Qu’ont en commun une figurine de la déesse égyptienne Isis allaitant, datant de l’époque ptolémaïque, une sculpture de Saint Jacques en pèlerin du XVème siècle, un pastel d’Adélaïde Labille-Guiard datant de 1781 et un masque mortuaire de Napoléon Ier ? Ces œuvres d’art, et bien d’autres encore, sont inscrites sur l’inventaire Musées Nationaux de Récupération (MNR) et jouissent d’un statut particulier au sein des collections françaises.  

Les Musées Nationaux Récupération, qu’est-ce que c’est ?   

Les MNR sont des œuvres spoliées par le régime nazi et rapportées en France depuis l’Allemagne à la fin de la Seconde Guerre mondiale : sur les 61 000 œuvres récupérées, 45 000 sont restituées entre 1945 et 1949 par la Commission de récupération artistique. Les biens non réclamés sont vendus par l’administration des Domaines en 1950 et 1953, à l’exception de 2143 objets ou lots, qui sont confiés aux musées nationaux et qui forment aujourd’hui les MNR. Ces derniers sont conservés dans les réserves ou exposés dans certains musées français, mais n’appartiennent pas à l’État : les œuvres MNR sont conservées à titre de dépôts et échappent ainsi à l’imprescriptibilité et l’inaliénabilité des collections nationales, ce qui permet d’organiser plus facilement leur restitution. Leur statut particulier entraîne certaines contraintes : les MNR doivent être accessibles au public et ne peuvent pas sortir du territoire français.  
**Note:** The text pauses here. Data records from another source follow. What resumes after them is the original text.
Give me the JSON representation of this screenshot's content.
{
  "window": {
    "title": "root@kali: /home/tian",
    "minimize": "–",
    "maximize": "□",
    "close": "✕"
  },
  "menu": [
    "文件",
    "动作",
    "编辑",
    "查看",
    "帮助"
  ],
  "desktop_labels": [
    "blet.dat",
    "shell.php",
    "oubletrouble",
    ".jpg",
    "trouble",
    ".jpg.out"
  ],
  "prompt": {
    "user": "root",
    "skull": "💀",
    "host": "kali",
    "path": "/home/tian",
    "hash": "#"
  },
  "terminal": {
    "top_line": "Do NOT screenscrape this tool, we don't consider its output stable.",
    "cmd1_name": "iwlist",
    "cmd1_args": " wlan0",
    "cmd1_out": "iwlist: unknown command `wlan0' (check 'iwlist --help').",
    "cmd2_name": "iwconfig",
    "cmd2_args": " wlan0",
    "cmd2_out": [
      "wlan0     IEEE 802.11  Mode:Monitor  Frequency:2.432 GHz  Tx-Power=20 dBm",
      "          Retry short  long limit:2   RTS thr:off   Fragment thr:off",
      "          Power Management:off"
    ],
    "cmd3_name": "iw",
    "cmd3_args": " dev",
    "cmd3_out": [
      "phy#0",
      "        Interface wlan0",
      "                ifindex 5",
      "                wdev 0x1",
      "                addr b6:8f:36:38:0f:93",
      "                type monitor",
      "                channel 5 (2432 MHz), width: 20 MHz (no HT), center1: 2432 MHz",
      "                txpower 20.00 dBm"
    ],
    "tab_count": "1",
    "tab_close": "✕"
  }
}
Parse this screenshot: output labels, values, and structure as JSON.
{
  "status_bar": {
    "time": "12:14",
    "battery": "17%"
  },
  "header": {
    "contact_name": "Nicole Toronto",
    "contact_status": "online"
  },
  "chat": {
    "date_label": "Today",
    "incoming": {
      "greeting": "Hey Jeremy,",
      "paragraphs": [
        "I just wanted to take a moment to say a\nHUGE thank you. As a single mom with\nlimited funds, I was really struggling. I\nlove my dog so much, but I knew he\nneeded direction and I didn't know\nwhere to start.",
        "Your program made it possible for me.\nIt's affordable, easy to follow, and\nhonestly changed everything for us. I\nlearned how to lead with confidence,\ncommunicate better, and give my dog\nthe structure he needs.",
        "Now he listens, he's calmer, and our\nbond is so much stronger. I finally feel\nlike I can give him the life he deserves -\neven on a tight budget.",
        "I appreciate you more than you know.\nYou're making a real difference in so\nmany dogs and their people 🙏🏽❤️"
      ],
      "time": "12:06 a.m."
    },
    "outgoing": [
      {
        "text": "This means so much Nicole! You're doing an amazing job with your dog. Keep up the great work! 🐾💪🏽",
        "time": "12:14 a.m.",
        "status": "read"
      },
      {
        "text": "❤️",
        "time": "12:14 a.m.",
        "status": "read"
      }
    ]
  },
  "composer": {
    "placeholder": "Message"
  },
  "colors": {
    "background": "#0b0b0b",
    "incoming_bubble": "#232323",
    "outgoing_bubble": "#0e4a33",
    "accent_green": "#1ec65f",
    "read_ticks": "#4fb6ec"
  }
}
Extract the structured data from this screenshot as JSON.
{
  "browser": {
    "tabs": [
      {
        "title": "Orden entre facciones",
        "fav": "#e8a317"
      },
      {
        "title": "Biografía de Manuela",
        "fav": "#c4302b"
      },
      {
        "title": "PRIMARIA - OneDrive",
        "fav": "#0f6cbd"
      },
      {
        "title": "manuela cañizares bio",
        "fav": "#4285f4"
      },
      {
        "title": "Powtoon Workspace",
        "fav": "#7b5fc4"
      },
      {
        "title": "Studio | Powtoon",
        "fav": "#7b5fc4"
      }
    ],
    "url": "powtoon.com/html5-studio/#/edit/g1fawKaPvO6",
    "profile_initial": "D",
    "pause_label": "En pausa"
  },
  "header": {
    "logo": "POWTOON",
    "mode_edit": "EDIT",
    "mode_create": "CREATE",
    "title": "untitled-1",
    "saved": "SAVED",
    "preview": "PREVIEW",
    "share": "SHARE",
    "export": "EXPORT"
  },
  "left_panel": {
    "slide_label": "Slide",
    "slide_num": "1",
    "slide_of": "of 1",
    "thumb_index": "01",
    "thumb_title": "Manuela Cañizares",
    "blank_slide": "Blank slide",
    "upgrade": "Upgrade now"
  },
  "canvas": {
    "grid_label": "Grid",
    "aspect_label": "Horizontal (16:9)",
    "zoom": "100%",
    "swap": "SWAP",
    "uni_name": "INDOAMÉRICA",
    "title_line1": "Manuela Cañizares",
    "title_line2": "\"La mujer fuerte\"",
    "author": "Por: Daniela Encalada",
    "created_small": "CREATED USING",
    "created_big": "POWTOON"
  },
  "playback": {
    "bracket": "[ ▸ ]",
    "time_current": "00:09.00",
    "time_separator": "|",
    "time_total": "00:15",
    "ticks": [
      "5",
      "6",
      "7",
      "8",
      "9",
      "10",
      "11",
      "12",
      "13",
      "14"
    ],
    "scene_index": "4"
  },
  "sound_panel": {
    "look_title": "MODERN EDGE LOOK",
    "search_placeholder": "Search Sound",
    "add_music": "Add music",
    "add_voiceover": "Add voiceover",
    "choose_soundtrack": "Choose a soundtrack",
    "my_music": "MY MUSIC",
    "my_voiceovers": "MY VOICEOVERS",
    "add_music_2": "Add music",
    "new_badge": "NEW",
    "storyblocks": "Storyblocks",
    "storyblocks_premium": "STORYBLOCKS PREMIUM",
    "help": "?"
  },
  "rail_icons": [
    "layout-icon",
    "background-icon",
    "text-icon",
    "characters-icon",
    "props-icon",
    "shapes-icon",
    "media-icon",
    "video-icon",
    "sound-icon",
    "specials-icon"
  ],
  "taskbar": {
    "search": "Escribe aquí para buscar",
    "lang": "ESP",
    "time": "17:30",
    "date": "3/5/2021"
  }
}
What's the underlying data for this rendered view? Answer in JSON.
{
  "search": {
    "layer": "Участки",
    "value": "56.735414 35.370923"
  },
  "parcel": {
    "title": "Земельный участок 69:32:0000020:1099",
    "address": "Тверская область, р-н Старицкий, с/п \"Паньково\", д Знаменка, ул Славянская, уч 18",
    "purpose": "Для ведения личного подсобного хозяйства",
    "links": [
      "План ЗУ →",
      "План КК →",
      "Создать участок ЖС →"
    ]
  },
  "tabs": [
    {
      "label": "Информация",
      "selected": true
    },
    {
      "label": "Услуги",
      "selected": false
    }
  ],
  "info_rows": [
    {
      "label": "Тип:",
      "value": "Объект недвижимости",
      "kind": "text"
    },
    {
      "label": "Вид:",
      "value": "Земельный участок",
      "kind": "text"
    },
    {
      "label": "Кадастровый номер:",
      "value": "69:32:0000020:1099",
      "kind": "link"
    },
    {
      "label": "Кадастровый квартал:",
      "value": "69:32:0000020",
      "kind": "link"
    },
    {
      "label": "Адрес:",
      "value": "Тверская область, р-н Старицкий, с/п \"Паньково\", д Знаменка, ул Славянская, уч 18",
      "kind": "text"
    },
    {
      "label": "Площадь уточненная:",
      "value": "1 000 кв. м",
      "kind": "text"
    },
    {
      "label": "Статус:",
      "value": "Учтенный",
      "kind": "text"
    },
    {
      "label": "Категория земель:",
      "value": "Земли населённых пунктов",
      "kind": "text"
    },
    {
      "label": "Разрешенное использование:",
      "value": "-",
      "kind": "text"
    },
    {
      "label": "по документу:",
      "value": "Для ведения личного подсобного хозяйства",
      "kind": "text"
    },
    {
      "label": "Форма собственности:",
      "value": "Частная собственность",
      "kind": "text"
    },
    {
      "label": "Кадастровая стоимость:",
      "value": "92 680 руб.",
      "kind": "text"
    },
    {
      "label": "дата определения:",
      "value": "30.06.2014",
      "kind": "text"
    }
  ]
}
L’inscription sur cet inventaire particulier se veut être une solution provisoire, dans l’attente d’une éventuelle restitution aux familles ou ayants droit des collectionneurs spoliés pendant la Seconde Guerre mondiale. 

Le dernier exemple de restitution d’œuvres inventoriées MNR est relativement récent : en décembre 2020, la ministre de la Culture Roselyne Bachelot a annoncé qu’un ensemble de trois tableaux de petit format et de quatre dessins a été rendu aux ayants droit de Marguerite Stern, veuve du banquier et collectionneur Edgard Stern. Ceux-ci avaient été volés dans son hôtel particulier, réquisitionné par l’armée allemande pendant la guerre. 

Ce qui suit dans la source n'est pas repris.